M. Perreault, qui est devenu actionnaire de la succursale valoise en 2009, détient 50 % des parts. Les deux autres actionnaires, Nathalie Jean et Philippe Côté, affirment n’avoir aucun contact avec lui. « Ça fait des mois que M. Perreault ne nous donne pas de nouvelles. Nous continuons à opérer normalement la pharmacie sans lui et tout se déroule très bien », assure Mme Jean.

« Nous avons une très belle relation avec nos clients et c’est en bonne partie grâce au professionnalisme et à la grande compétence de nos employés. La santé et la sécurité des gens ont toujours été au cœur de nos préoccupations », renchérit M. Côté.

Tous deux avouent avoir été secoués par la liste des allégations qui pèsent sur Jonathan-Yan Perreault. « Ce fut une surprise totale pour nous. Mais heureusement, la direction d’Uniprix nous supporte à 100 %. Une cellule de crise a été rapidement créée afin de soutenir les pharmacies touchées. Nous avons bien hâte que cette histoire se termine et que l’Ordre des pharmaciens rende sa décision », mentionne Mme Jean.

Des chèques « douteux »

Selon l’enquête du syndic de l’Ordre des pharmaciens, M. Perreault aurait acheminé plusieurs chèques de 500 $ au centre de traitement en dépendances Toxi-Co-Gîtes, à Upton. Ils auraient eu comme but de convaincre ce centre, de même que le Domaine Orford à Sherbrooke, de continuer à faire affaire avec l’Uniprix d’Acton Vale.

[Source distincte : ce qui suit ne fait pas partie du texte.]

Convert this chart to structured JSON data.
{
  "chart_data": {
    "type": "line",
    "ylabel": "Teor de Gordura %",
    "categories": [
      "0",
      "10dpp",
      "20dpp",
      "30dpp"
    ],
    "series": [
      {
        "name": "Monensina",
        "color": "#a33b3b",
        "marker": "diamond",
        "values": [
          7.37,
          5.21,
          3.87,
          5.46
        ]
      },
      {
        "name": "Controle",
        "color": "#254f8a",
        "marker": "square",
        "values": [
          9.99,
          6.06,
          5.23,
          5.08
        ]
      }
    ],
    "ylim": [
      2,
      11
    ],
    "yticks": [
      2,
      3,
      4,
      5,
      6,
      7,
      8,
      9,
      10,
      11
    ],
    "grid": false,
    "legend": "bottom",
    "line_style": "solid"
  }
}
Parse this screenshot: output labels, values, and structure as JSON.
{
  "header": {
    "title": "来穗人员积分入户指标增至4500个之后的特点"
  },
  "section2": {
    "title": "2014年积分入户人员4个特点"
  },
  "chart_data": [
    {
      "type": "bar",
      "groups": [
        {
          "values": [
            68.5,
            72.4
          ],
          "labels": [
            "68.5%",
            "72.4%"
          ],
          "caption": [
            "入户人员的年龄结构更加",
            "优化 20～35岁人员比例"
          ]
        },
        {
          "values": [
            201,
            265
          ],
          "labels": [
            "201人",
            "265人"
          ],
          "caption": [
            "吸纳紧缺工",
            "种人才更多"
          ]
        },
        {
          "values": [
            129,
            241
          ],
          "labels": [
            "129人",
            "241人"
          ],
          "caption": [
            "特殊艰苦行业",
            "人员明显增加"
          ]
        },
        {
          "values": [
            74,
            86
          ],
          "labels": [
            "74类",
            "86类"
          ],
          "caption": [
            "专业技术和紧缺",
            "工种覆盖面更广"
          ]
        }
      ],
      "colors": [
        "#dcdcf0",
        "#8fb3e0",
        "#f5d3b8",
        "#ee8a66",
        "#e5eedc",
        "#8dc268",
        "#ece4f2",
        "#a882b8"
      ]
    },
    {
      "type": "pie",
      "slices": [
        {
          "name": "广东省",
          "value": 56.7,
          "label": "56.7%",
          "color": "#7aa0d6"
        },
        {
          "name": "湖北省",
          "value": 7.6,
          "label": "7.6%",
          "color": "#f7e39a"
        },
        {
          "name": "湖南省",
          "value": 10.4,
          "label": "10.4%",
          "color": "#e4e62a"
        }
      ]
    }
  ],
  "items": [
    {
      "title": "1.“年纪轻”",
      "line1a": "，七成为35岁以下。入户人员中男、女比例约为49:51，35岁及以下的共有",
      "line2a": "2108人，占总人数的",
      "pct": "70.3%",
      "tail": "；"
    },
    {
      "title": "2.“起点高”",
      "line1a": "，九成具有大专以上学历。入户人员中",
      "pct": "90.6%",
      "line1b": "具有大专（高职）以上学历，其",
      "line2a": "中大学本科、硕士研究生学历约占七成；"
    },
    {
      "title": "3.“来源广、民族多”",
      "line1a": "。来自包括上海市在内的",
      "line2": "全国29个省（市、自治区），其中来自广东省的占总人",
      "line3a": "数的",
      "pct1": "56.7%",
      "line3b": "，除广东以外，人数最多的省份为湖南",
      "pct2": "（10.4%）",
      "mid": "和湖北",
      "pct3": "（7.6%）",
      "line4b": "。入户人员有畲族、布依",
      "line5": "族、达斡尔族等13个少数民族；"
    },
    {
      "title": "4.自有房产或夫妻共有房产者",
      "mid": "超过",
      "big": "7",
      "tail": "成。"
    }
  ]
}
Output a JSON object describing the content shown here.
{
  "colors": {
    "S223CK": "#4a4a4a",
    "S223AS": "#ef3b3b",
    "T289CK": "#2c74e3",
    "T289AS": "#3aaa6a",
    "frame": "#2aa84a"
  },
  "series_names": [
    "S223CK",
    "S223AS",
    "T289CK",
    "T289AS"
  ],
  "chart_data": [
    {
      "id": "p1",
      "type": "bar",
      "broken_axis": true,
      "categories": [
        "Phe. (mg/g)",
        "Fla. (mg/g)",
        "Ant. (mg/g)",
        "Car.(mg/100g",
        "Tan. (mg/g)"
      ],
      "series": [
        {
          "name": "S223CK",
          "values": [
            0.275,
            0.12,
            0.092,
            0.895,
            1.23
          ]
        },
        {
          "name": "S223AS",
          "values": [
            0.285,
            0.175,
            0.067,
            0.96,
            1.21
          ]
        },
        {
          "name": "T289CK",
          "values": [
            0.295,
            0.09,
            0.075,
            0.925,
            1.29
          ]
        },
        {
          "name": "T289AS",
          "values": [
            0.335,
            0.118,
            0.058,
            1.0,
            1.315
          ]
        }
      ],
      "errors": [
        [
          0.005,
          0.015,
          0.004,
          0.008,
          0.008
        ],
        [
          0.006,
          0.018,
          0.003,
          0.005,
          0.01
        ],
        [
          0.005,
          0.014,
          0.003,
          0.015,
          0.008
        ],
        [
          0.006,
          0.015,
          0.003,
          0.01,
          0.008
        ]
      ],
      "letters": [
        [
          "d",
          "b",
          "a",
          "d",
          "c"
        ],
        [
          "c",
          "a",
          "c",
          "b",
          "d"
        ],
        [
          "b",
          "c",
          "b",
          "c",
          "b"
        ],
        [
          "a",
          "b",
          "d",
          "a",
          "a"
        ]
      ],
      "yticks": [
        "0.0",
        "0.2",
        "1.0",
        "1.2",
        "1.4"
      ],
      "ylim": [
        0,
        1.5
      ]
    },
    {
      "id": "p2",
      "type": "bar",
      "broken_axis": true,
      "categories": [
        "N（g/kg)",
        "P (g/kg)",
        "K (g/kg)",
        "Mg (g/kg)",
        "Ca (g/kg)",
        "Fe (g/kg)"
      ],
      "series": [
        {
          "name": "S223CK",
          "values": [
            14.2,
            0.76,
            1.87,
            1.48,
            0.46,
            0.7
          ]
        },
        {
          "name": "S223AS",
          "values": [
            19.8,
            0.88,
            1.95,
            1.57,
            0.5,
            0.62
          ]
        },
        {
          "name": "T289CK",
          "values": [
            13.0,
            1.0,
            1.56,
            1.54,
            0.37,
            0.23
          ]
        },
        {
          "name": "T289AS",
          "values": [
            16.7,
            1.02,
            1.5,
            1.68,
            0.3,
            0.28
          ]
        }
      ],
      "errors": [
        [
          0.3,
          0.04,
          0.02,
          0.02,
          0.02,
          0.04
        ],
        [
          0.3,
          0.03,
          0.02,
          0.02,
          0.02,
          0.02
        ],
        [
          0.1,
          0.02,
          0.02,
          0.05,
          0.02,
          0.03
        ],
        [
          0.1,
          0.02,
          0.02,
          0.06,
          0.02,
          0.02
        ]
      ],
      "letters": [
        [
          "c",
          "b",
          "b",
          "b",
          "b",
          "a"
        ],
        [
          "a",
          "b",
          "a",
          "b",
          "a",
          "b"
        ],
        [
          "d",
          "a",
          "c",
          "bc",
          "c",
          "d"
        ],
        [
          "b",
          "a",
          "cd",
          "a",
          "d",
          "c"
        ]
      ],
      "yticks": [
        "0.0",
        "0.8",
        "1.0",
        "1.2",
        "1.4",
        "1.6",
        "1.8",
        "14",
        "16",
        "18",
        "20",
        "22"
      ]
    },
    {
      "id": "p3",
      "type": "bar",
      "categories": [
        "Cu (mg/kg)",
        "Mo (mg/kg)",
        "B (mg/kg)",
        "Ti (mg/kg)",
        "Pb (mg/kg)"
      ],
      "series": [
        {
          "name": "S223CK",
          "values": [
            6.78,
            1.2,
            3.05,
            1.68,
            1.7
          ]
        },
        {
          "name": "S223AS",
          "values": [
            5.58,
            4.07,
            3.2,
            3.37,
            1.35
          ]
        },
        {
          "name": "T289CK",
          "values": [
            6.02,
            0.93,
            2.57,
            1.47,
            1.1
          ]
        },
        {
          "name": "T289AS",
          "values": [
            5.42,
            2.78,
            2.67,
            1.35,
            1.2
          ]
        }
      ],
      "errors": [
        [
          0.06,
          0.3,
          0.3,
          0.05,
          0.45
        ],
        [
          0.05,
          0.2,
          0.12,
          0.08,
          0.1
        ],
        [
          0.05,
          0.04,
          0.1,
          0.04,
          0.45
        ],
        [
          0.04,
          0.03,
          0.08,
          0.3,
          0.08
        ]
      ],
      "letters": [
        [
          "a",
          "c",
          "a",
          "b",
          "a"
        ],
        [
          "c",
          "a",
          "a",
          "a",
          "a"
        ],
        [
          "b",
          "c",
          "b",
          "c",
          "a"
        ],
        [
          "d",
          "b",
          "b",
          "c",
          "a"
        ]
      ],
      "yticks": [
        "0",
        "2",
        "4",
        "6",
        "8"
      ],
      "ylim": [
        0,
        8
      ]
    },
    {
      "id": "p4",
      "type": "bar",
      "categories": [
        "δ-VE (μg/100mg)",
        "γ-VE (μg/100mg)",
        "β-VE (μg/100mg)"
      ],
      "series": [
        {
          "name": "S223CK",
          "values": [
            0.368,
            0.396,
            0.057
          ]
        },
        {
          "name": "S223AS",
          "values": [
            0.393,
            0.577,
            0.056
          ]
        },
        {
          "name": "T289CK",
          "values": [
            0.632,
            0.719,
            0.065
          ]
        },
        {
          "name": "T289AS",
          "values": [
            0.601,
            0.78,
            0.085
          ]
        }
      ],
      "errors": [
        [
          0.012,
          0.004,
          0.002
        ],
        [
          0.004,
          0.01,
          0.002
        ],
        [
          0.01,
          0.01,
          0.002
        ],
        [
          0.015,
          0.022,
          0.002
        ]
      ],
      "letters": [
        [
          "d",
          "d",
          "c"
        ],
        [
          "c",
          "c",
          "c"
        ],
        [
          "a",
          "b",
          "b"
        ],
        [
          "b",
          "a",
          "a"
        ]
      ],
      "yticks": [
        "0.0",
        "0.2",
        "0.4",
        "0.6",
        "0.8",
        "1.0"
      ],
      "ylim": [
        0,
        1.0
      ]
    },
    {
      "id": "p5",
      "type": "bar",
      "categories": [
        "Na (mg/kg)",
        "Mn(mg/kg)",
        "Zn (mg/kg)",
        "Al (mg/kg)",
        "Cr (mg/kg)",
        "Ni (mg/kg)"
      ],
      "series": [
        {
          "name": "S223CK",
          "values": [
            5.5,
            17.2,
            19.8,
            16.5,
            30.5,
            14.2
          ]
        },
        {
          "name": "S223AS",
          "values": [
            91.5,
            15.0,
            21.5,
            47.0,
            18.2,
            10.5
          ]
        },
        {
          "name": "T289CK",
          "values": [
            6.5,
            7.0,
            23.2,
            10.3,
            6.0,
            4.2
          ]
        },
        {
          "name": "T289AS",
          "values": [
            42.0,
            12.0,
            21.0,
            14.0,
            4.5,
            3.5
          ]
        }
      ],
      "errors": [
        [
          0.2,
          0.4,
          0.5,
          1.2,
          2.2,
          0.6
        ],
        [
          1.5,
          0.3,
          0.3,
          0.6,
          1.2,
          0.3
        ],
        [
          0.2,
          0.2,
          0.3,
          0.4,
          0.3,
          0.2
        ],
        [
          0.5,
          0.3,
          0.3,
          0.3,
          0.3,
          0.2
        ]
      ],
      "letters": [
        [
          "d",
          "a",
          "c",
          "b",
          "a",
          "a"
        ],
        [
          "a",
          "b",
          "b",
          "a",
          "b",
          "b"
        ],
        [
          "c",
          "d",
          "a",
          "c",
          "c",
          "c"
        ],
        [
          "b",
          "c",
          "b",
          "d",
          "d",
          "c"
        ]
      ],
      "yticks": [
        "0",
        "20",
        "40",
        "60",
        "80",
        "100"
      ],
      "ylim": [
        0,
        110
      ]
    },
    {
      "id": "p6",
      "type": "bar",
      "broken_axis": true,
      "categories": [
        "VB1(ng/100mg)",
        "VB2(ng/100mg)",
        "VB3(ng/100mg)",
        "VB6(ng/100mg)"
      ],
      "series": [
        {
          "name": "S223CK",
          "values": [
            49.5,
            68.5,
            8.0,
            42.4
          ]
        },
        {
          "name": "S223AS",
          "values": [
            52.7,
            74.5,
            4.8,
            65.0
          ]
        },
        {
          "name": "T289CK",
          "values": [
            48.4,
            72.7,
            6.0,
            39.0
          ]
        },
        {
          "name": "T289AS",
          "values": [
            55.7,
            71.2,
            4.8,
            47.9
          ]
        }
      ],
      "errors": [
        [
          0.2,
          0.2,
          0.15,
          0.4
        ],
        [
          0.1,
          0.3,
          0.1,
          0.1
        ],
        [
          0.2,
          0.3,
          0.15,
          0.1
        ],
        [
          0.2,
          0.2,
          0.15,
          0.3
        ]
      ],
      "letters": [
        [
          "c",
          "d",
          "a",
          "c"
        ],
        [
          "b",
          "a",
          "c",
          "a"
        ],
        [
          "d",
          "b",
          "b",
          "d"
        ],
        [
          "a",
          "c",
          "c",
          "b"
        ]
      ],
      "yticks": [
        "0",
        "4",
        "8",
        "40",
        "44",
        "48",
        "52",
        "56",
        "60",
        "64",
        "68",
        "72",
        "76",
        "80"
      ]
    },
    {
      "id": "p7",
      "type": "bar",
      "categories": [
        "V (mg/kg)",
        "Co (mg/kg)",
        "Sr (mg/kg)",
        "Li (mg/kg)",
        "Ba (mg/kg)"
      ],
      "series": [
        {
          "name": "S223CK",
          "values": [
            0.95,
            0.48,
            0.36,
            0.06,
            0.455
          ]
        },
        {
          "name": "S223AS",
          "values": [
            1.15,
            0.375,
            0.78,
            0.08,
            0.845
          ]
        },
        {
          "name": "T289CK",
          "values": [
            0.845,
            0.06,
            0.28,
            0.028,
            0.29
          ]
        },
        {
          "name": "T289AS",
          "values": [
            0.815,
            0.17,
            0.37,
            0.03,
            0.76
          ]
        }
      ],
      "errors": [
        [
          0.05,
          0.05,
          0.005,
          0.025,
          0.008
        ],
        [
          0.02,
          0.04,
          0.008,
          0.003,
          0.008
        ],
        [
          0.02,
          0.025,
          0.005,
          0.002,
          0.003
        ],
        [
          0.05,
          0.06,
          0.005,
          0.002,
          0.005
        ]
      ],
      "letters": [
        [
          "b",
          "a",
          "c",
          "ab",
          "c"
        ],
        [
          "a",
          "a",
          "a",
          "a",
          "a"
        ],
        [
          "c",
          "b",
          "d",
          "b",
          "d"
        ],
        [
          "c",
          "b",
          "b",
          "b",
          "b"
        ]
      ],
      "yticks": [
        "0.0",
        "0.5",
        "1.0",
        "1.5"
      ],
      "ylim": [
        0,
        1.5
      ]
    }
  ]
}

Le directeur de ces deux établissements, Robin Fortier, a confirmé à Radio-Canada qu’il a bien reçu ces chèques, mais qu’il croyait à un simple appui financier. Selon lui, les clients de Toxi-Co-Gîtes et du Domaine Orford n’étaient pas obligés de s’approvisionner à la pharmacie valoise. « Nous n’avons rien à nous reprocher », a mentionné M. Fortier.

M. Côté et Mme Jean souhaitent également réserver leurs réactions pour plus tard.